Alas once treinta de la mañana, en esa hora intermedia entre el café y los vinos, salgo de la Biblioteca Municipal de hojear una duda en el Espasa y me voy hacia la Mota Vieja para dar mi paseo diario. El tiempo es frío y nuboso, hace un vientecillo que hiela la nariz y las orejas, me levanto las solapas del chaquetón y bordeando el mirador, como todos los días, disfruto a mi manera de este enclave privilegiado de Benavente por el que he soñado toda mi vida desde la lejanía.

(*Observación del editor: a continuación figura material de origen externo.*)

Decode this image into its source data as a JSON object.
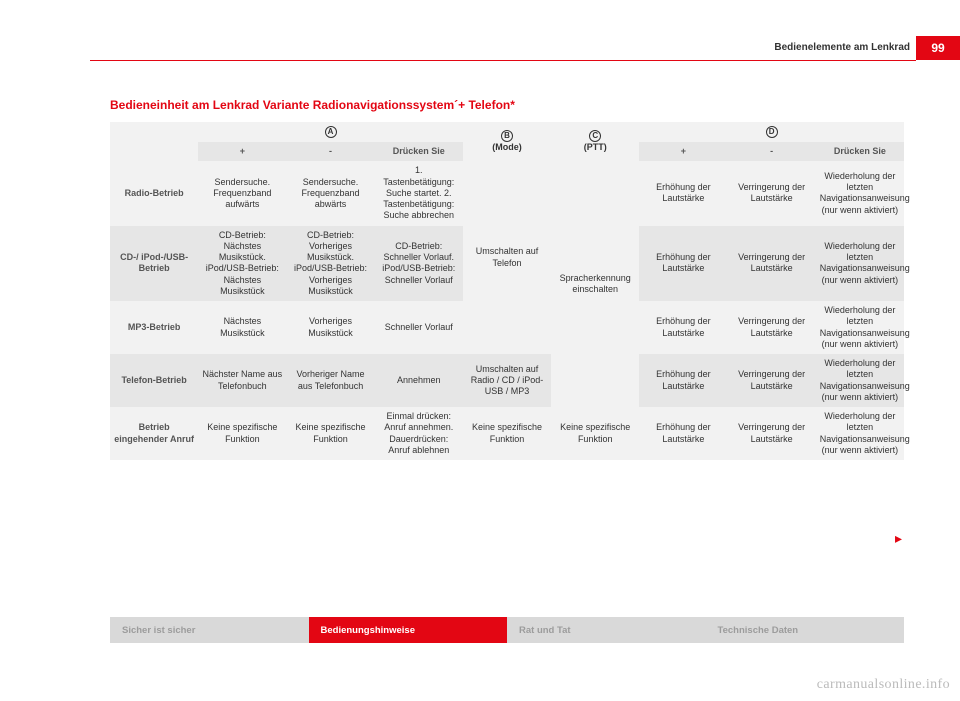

Ya junto al Parador, cuando voy a girar para pasar a la Rosaleda, veo a mis amigos: Tomás -(físico jubilado)- y Manolo -(ex catedrático salmantino), que vienen dialogando animadamente por el paseo central y, mientras los espero, unas gotas de aguanieve se dejan sentir amenazadoras; al llegar a mi lado, me invitan a tomar algo en el Parador, entramos y nos dirigimos al bar de la Torre, pero una cadena nos cierra el paso y nos acomodamos, junto a un ventanal, en el confort de este inigualable lugar, a salvo de las inclemencias exteriores.
Pronto me doy cuenta de que sus comentarios son al respecto de una teoría publicada por Stephen Hawking, de titulo «El Gran Diseño». En su planteamiento cosmogónico, Stephen Hawking, explica que existen incontables universos que han sido creados desde la nada y sin la intervención de ninguna fuerza sobrenatural, siguiendo el proceso normal de la Ley Física y, por tanto, elimina al Dios Creador; mantiene que todo esto sucedió en el momento impreciso de una fluctuación cuántica. Asegura que en los infinitos universos habrá tantos donde se repitan las condiciones que determinan nuestra existencia como humanidad que, por repetición, la vida humana no tiene valor ninguno.
Me quedo perplejo y, por sus razonamientos, comprendo que no comparten la teoría de Hawking, porque, según Tomás, olvidando los posibles motivos religiosos, no existen medios matemáticos ni pruebas que la justifiquen y la física es una ciencia experimental y cuantificable; y, sigue diciendo, yo entiendo que Hawking, no pospone a Dios, lo descubre en los principios físicos con el matiz de la imprecisión cuántica; y lo matiza diciendo que la teoría cuántica es imprecisa en lo referente a los sucesos. Además se desconoce la probabilidad de que un suceso estimado suceda en un momento determinado y recuerdo saber que, por esto, surgió un conflicto entre Einstein y Bohr en el V Congreso de Física en 1927, donde Einstein, dijo la famosa frase: «Dios no juega a los dados con el Universo».
Mi amigo Manolo, más filósofo que matemático, comenta su impresión del libro diciendo: «Yo he visto que hay una opinión previa, preconcebida y axiomática que anula el valor científico de la tesis, es la religión de los ateos: Dios no existe y además lo impongo. En Benavente, vivimos la experiencia de los «Tira Cruces», que tomaron el poder y, con nocturnidad y alevosía, nos despertamos con una cruz derribada. Estimo que la ciencia está para explicar y comprender los fenómenos enigmáticos de la naturaleza y no, precisamente, para probar la inexistencia de Dios. Ante esta postura que pretende ser racional se opone la experiencia; ya dijo Cicerón, «no existe pueblo por primitivo que sea que no tenga religión». El sentimiento transcendente lo lleva el hombre muy arraigado, lo expresa el salmista en su verso cuando dice «mi alma tiene deseos de ti, Dios mío».
En este punto apostillo a Manolo diciéndole: «Lo que yo no puedo creerme a pies juntillas es eso que dice la Biblia, que «Dios dijo, ¡hágase! y se hizo».
Manolo, me atropella en su respuesta y airado me contesta: «Mi querido amigo, eso está muy cerca de la mecánica cuántica y de todo el Big Bang. Acaso la palabra no es un movimiento del éter por el que se transmite un sonido con matices personales de quien lo produce y por medio del cual se puede transmitir una orden, un pensamiento y crear un estado de ánimo. Qué mejor manera de expresar en una parábola un concepto tan complejo y hacerlo asequible a la mente humana.
Dice san Juan, al inicio de su Evangelio: «Al principio ya existía la palabra y la palabra estaba frente a Dios y la palabra era Dios». Hawking, tal vez, esté ciego y dando vueltas alrededor de este esquema de hace 2.000 años.